Men Without Women: Stories by Haruki Murakami

My Rating: ★★★☆☆

I’ve considered myself a Murakami fan for years. Back in college, I read Murakami when I was supposed to be reading Hemingway or Dostoevsky for class. I read his books well into the night, when I should have been finishing a term paper. I’ve devoured nearly every book of his in one or two sittings. Murakami’s books reminded me why I loved reading in the first place.

I still have no idea why I’m so drawn to his works. I mean, his novels usually have the same elements – there’s usually some lonely, aimless, middle-aged man who likes jazz/classical music, beer, and women, and then weird mysterious things inexplicably start happening to this guy, and he usually has no choice but to go with the weird flow of things to find out how they’re all connected. I didn’t know I could be into that kind of thing. But when it’s Murakami, I’m on board. 

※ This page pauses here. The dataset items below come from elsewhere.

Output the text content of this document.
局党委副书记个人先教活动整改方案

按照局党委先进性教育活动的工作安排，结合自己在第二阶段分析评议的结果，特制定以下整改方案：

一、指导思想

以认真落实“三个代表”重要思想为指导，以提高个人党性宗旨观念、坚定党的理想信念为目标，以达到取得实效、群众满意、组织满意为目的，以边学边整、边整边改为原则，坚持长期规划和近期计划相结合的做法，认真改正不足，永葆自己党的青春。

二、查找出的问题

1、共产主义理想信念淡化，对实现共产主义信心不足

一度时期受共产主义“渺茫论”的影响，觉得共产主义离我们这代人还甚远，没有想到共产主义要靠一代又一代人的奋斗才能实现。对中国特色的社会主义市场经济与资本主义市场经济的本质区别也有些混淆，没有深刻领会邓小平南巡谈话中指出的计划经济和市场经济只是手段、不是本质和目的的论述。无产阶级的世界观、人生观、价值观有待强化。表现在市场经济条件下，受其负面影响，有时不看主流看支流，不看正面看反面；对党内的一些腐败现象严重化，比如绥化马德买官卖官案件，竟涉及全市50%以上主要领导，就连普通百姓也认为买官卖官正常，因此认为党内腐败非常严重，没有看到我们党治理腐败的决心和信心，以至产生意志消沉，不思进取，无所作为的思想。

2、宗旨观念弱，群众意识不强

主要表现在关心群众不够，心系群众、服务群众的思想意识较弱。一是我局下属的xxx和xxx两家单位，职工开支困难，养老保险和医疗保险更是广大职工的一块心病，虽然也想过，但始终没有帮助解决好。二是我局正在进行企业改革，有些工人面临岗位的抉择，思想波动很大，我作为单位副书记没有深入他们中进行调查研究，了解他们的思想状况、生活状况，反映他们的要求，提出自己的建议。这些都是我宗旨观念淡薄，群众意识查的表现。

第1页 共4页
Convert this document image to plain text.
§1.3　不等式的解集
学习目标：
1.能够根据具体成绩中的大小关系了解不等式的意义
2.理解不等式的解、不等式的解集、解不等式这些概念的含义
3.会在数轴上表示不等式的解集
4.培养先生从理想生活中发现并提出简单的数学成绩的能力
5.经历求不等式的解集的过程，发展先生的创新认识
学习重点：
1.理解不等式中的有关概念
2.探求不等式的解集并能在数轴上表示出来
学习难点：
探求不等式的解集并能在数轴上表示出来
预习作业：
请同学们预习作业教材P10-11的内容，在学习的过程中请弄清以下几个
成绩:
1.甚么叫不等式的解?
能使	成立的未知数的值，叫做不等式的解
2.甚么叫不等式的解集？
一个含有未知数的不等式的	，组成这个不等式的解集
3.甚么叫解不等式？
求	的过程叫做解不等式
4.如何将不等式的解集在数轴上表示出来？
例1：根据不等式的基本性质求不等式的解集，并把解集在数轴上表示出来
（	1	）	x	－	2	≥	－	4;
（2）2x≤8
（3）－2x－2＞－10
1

Anyway, a few months ago I’d just quit my job, and I had no idea what to do next, and I was walking around a mall, wallowing in a good old existential crisis, when I passed by a bookstore and saw this book on the display. I thought, Hey, maybe reading about lonely, aimless, middle-aged men might make me feel better. Misery loves company and all that. Also, I missed Murakami. I’d read almost all of his works available in paperback, and there’s something about his works – maybe the familiarity – that feels comfortable. 

Out of all the stories, “Yesterday” was my favorite, because it hit all the right “Murakami” notes. The loneliness, the nostalgia, the sense of loss, the irreversibility of time. The inexplicable disparity between past and present. The story shifts between past and present, and tells about the brief friendship between the protagonist and Kitaru, who’s eccentric and who rebels against societal norms. The story builds a picture of their friendship, how the friendship shifts subtly when Erika, Kitaru’s girlfriend, comes into the picture, and how they just eventually lose touch over time. Even if the collection is titled Men Without Women, it seems like this particular story is the only one that doesn’t really revolve around the presence or absence of a relationship with a woman. I felt the focal relationship was the friendship, and the past that their friendship symbolized. There are periods in our lives when we spend most of our time with one person or with a few people in particular, so much so that when we recall that time, we inevitably recall it with those people in mind. And the recollection becomes bittersweet when we realize that we can’t reconstruct that relationship we had with them now, in the present time, as it was before. That’s how I felt about this story. 

Other than “Yesterday”, though, the other stories in this collection were forgettable, at least for me. I skimmed through the first story, “Drive My Car,” and the last two stories. After I read the entire book, I realized that I was feeling uneasy about the whole theme of “men without women”. The underlying idea is that men are somehow less without women, and women “complete” men – women are cast in the role of being the healers of men’s emotional lives. I don’t think Murakami excels at writing female characters, but I felt the flimsiness and one-dimensionality of his female characters was particularly glaring in this collection. 

So, 3 stars. “Yesterday” was exactly what I needed to read at the time, and the ending of “Kino” did make me think. But it’s not Murakami’s best, and not one of his works that I’d reread.